Tougher sentences will have little impact if the government doesn't ensure that victims can trust the justice system. This requires recruiting more female police and setting clear guidance for how police respond to digital sex crimes, with consequences when these expectations are not met.
It also requires sensitizing law enforcement and the judiciary against victim blaming and training them to take this issue seriously. They will need training to deepen their understanding of technology and how it can facilitate violence.
Survivors of digital sex crimes need additional support to pursue justice and rebuild their lives, including legal assistance and laws allowing them to sue their abusers so they can recover damages, receive mental health support and access services to help them remove the abusive content from the internet.
While the South Korean government has taken a positive step by supporting a center for survivors of digital sex crimes, it should do more. Survivors need to be able to recover damages from abusers for the harms they suffer, and civil society organizations need resources so they can help survivors put their lives back together.

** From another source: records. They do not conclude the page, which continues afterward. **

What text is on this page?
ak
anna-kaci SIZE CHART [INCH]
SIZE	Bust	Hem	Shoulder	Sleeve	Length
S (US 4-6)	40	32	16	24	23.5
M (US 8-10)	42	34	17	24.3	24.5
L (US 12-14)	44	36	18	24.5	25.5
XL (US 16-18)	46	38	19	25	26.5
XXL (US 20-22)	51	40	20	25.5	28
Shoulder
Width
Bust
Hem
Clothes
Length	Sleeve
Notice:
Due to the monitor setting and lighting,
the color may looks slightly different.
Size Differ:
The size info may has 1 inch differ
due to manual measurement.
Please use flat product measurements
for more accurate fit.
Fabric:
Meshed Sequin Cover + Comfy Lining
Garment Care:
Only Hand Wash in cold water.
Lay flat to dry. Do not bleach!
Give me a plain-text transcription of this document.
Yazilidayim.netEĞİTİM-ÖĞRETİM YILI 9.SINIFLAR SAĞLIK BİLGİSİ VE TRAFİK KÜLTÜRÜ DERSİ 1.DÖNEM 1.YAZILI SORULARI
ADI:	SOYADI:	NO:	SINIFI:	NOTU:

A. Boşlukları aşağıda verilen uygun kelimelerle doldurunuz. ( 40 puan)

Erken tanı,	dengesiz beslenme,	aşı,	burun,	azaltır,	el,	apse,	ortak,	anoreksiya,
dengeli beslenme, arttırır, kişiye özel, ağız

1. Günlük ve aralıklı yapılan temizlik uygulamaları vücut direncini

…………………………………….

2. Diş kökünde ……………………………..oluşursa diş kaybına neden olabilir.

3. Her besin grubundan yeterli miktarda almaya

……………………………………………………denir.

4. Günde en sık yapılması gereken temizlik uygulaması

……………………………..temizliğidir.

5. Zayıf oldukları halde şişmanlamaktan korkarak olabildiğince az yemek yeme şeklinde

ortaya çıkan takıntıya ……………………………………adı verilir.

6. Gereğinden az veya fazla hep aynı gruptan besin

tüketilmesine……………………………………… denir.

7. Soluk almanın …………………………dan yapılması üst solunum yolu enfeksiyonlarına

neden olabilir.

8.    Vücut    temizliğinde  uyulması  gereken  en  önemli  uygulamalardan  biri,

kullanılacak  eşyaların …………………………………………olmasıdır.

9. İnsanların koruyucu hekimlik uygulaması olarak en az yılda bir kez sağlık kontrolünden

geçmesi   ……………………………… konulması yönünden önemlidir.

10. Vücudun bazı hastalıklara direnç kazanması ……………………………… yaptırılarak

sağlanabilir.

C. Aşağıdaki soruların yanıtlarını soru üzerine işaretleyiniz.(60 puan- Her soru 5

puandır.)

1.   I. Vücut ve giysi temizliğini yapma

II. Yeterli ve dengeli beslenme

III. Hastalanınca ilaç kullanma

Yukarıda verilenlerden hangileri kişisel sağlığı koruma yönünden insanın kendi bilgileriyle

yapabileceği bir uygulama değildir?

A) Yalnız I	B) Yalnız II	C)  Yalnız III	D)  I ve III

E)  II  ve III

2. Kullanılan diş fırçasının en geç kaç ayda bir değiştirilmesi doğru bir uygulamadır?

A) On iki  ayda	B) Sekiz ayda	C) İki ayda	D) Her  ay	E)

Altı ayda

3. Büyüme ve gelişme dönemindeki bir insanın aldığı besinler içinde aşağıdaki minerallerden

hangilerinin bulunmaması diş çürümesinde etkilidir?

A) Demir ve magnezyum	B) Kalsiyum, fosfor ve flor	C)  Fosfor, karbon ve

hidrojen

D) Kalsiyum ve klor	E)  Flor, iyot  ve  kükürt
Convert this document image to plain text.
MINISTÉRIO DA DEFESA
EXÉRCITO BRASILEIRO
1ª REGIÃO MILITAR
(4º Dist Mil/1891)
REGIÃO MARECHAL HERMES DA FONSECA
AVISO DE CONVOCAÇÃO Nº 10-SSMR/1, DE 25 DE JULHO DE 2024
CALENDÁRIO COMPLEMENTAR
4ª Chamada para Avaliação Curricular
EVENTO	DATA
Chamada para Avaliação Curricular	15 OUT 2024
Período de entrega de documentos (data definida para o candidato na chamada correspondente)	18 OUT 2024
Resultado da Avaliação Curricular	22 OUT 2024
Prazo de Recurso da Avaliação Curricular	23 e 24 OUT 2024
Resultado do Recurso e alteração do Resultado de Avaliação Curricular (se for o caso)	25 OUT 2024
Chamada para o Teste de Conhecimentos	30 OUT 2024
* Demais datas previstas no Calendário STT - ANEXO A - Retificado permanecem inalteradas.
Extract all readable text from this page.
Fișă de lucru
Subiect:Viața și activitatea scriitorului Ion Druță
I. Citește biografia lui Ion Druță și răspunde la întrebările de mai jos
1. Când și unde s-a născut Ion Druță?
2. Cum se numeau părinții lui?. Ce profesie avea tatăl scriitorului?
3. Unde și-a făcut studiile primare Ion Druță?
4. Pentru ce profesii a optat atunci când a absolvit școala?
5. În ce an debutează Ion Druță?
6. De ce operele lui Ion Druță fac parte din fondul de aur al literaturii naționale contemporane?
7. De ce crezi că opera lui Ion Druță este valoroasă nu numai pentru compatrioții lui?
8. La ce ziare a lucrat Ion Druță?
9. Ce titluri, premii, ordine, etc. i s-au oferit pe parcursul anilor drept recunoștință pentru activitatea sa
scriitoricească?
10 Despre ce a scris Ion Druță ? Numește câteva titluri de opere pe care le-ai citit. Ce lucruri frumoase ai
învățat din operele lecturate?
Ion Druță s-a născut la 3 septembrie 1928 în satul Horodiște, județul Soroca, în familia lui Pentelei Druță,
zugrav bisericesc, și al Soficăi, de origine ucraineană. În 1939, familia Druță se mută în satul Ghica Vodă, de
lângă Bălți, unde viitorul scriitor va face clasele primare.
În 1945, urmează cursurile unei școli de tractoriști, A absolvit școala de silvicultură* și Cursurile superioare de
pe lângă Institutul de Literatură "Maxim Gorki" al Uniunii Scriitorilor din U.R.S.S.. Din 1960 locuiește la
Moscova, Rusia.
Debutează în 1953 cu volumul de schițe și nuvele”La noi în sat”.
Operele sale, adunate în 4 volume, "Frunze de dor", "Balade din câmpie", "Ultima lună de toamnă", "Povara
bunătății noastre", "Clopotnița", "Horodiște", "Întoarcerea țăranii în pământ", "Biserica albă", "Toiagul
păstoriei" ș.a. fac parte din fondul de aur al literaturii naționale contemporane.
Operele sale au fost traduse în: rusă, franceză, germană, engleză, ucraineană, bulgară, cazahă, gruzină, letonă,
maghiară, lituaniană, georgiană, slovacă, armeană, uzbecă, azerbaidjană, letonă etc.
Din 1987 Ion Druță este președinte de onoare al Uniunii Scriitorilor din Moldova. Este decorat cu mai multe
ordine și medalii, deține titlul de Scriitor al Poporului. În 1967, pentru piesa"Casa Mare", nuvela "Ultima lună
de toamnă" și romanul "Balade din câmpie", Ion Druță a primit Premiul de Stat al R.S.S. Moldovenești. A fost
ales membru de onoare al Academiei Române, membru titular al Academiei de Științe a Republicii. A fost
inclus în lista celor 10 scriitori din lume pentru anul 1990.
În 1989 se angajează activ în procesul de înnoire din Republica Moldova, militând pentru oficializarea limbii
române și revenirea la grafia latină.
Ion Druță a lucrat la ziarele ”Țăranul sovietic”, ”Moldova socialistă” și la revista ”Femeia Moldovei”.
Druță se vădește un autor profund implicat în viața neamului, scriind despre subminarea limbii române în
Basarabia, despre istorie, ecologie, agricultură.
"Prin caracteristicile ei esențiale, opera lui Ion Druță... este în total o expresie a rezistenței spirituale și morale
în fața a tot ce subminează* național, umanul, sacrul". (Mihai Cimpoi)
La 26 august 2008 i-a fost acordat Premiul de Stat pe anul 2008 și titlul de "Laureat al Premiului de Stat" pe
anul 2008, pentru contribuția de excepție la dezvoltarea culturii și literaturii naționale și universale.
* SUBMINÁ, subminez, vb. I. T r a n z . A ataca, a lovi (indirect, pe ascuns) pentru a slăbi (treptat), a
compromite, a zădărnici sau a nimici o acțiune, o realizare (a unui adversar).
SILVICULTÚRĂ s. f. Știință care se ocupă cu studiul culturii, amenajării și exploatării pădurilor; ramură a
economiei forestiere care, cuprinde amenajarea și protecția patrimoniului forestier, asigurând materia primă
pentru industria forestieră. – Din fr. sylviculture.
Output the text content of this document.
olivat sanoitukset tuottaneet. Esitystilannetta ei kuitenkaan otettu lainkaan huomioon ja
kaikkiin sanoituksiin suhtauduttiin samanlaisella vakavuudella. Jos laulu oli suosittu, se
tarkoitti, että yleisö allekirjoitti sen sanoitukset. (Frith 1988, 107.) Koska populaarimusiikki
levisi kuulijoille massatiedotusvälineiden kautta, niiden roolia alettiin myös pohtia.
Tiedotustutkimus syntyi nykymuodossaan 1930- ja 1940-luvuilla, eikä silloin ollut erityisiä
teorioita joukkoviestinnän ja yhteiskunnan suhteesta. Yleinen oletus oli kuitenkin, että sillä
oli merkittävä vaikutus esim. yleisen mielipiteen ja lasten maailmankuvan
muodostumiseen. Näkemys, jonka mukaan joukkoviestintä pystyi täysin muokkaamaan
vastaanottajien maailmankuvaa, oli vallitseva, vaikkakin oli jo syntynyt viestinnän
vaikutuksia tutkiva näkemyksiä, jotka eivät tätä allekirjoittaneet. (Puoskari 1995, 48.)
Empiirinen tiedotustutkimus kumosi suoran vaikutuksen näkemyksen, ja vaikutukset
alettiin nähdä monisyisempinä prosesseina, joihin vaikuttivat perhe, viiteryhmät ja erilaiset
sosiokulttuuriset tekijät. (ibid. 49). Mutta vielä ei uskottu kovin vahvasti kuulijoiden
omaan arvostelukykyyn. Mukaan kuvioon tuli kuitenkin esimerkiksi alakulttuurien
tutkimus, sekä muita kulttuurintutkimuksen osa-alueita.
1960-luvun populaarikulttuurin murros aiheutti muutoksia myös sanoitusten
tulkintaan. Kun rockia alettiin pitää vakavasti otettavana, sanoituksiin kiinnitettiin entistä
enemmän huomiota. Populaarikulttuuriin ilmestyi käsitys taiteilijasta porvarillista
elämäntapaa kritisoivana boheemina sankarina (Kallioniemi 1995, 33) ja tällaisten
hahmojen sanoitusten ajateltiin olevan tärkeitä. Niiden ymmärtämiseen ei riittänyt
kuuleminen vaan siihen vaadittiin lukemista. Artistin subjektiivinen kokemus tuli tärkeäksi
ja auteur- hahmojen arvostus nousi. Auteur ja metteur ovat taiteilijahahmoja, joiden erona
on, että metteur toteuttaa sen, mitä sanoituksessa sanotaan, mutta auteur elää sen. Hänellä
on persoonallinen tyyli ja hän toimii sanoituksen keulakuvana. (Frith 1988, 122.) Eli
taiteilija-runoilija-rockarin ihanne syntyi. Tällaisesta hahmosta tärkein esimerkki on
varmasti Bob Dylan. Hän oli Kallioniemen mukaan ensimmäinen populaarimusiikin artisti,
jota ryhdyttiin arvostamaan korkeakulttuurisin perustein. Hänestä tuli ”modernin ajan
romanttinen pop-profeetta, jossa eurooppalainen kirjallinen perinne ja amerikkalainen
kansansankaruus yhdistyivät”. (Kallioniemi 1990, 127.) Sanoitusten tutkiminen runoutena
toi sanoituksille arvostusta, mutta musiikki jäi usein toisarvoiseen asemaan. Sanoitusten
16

Finally, the government has a responsibility under international human rights law to work beyond the justice system to combat the deep gender inequality that normalizes gender-based violence in South Korea.
Survivors and experts told us that in some circles in South Korea sharing abusive images is seen as a normal, fun thing to do. The government should work to shift social norms, among other things, by mandating comprehensive sexuality education that teaches both children and parents about consent and digital citizenship.
In recent weeks, as Covid-19 lockdowns have led to many people spending even more of their lives online, there have been alarming suggestions of increased digital sex crimes around the world.
South Korea has been one of the countries hit earliest and hardest by digital sex crimes such as the use of hidden cameras to film non-consensual material and the Burning Sun scandal that disturbingly revealed several prominent entertainment industry figures as serial sex offenders not to mention complicity with the Korean police force.
As the government implements reforms, it is crucial that it continue to think beyond punishment and consult women's rights and digital rights groups. South Korea's response will be an example to the rest of the world of how governments should ― or shouldn't ― address digital sex crimes.